Sementara itu Kadinkes Jatim, dr. Kohar mengatakan pemerintah telah melakukan langkah preventif dan juga penindakan kepada ratusan pasien tersebut.
Berdasarkan penjelasan Kohar, hingga, Sabtu (22/6) malam, jumlah pasien terduga Hepatitis A mencapai 429 orang yang tersebar di tiga kecamatan di Pacitan. Yakni, Sudimoro, Ngadirojo, dan Tulakan. “Angkanya masih terus bergerak. Terbanyak, ada di Kecamatan Sudimoro,” katanya ditemui di DPRD Jatim.

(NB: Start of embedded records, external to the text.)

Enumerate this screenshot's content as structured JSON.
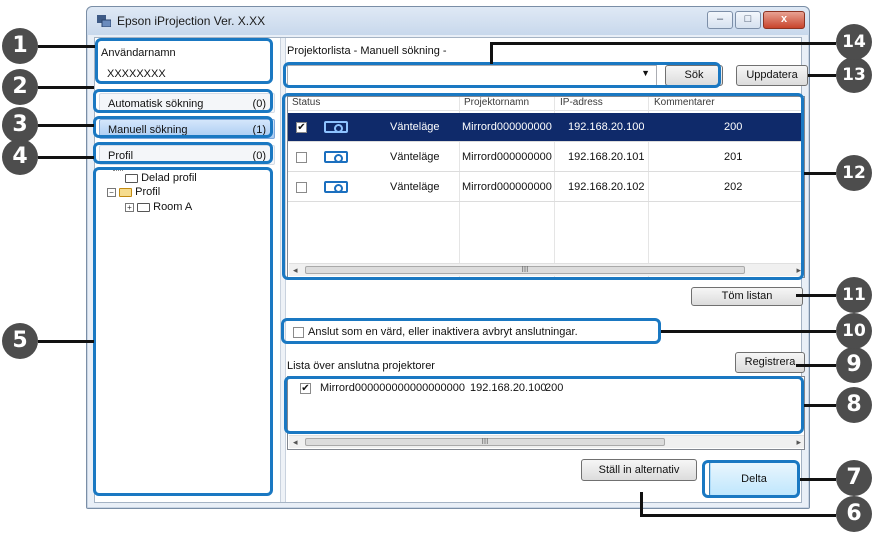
{
  "window": {
    "title": "Epson iProjection Ver. X.XX"
  },
  "window_controls": {
    "minimize": "–",
    "maximize": "□",
    "close": "x"
  },
  "left": {
    "username_label": "Användarnamn",
    "username_value": "XXXXXXXX",
    "modes": [
      {
        "label": "Automatisk sökning",
        "count": "(0)"
      },
      {
        "label": "Manuell sökning",
        "count": "(1)"
      },
      {
        "label": "Profil",
        "count": "(0)"
      }
    ],
    "tree": {
      "shared": "Delad profil",
      "profile": "Profil",
      "room": "Room A"
    }
  },
  "right": {
    "list_title": "Projektorlista - Manuell sökning -",
    "search_value": "",
    "search_button": "Sök",
    "update_button": "Uppdatera",
    "columns": [
      "Status",
      "Projektornamn",
      "IP-adress",
      "Kommentarer"
    ],
    "rows": [
      {
        "checked": true,
        "status": "Vänteläge",
        "name": "Mirrord000000000...",
        "ip": "192.168.20.100",
        "comment": "200"
      },
      {
        "checked": false,
        "status": "Vänteläge",
        "name": "Mirrord000000000...",
        "ip": "192.168.20.101",
        "comment": "201"
      },
      {
        "checked": false,
        "status": "Vänteläge",
        "name": "Mirrord000000000...",
        "ip": "192.168.20.102",
        "comment": "202"
      }
    ],
    "clear_button": "Töm listan",
    "host_checkbox_label": "Anslut som en värd, eller inaktivera avbryt anslutningar.",
    "connected_title": "Lista över anslutna projektorer",
    "register_button": "Registrera",
    "connected": [
      {
        "checked": true,
        "name": "Mirrord000000000000000000",
        "ip": "192.168.20.100",
        "comment": "200"
      }
    ],
    "options_button": "Ställ in alternativ",
    "join_button": "Delta"
  },
  "callouts": [
    "1",
    "2",
    "3",
    "4",
    "5",
    "6",
    "7",
    "8",
    "9",
    "10",
    "11",
    "12",
    "13",
    "14"
  ],
  "colors": {
    "highlight": "#1a78c2",
    "selected_row": "#0f2a6a",
    "callout": "#4d4d4d"
  }
}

Menyikapi meningkatnya kasus Hepatitis A tersebut, Dinkes Prov Jatim telah hadir dengan mendampingi Dinkes Kab Pacitan. Selama pendampingan, pihaknya melakukan pembimbingan langsung terkait tata laksana pasien, surveilans, dan pengendalian risiko penularan.
“Langkah pengendalian yang butuh dilakukan kita akronimkan menjadi TaSPen. Ini merupakan kepanjangan dari Tata Laksana pasien, Surveilans yang intens, dan Pengendalian risiko infeks,”ujarnya.
Terkait tata laksana pasien, Dinkes mengingatkan tirah baring (bedrest) sampai ikterus negatif atau kadar bilirubin kurang dari 1 gram. Kemudian, diet bergizi tinggi dengan ditunjang obat supportif / roborantia.